兼ねる

かねる
JLPT:N2
頻度:

1動詞のます形の語幹について、「〜するのが難しい」「〜しにくい」という意味を丁寧・婉曲に表す。断りや説明を改まった調子で述べるときに使う。

接尾辞一段動詞通常仮名だけで書く

例文

その要求には即答しかねます。

突然のご依頼ですので、すぐにはお引き受けしかねます。

個人的な事情のため、詳しくは申し上げかねます。

2一つのものが同時に二つ以上の役割や機能を持つこと。

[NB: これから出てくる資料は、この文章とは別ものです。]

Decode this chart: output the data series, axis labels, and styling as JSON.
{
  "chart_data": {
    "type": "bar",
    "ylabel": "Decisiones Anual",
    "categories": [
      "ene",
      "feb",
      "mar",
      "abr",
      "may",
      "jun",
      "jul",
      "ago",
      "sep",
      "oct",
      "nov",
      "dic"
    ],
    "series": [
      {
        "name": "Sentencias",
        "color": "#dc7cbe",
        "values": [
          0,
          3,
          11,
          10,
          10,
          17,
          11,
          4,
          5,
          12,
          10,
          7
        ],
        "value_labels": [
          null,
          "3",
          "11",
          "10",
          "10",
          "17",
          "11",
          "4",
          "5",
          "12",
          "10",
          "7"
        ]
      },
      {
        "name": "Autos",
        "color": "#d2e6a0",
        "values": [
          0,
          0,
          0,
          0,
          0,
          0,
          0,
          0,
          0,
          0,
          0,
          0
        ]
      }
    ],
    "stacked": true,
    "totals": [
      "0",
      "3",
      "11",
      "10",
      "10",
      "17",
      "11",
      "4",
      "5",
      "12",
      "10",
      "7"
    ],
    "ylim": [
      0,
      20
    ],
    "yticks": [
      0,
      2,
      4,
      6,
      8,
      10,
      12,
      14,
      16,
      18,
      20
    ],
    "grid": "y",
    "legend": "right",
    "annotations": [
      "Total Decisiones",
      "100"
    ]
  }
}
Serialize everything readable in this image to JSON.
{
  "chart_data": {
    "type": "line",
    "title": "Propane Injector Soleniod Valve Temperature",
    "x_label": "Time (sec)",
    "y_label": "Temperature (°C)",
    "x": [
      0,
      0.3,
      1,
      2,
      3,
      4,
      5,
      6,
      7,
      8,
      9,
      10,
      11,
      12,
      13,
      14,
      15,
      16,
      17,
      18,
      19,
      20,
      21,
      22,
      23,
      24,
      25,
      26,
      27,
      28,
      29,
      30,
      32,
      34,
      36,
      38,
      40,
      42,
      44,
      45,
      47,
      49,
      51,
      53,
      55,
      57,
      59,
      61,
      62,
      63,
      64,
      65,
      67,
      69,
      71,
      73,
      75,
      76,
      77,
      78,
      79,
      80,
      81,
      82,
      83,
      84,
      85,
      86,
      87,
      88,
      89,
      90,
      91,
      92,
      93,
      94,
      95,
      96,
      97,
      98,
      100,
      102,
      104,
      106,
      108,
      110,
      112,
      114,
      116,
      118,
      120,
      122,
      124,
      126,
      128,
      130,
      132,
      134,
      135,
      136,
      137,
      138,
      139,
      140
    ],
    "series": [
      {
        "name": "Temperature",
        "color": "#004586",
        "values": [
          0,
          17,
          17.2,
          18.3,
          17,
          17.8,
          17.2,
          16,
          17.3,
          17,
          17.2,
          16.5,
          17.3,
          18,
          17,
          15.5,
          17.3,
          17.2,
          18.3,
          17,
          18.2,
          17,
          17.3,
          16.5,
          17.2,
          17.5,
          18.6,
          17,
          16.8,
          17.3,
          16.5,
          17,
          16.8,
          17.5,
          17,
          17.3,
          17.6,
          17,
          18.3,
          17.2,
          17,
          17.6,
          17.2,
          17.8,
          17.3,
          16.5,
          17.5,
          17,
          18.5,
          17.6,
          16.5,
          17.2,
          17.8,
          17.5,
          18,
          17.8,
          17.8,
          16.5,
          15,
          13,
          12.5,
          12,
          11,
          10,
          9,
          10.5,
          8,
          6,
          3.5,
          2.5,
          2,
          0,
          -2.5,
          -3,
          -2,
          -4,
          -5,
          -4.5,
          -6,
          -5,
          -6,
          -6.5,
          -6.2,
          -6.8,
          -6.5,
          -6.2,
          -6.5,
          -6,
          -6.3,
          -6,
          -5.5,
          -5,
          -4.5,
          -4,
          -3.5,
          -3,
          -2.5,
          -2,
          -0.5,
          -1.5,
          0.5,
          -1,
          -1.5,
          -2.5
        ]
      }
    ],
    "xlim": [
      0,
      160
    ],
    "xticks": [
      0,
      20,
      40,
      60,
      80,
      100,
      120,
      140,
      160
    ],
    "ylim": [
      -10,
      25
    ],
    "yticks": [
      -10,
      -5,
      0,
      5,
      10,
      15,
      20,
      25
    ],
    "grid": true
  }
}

「AとBを兼ねる」のように使う。

一段動詞他動詞

例文

彼は社長と最高技術責任者を兼ねている。

この部屋はリビングと寝室を兼ねている。

今回の出張は取引先への挨拶と新製品の説明を兼ねていた。

3一人が同時に複数の職務や仕事を担当すること。「兼任する」に近い意味。

一段動詞他動詞

例文

彼女は営業部長と広報担当を兼ねている。

小さな会社では、一人が経理と総務を兼ねることも多い。

4相手への配慮や遠慮のために、ある行動を取ることをためらう、しにくいと感じること。

一段動詞他動詞

例文

彼の気持ちを考えると、正直な意見を言いかねる。

彼女の立場を思うと、その頼みを断りかねた。

5現在のことだけでなく、将来のことも見据えて何かを行う、という意味で使われることがある、やや古風な用法。

一段動詞他動詞

例文

記念にもなり、将来の実用にも役立つ品を兼ねて用意した。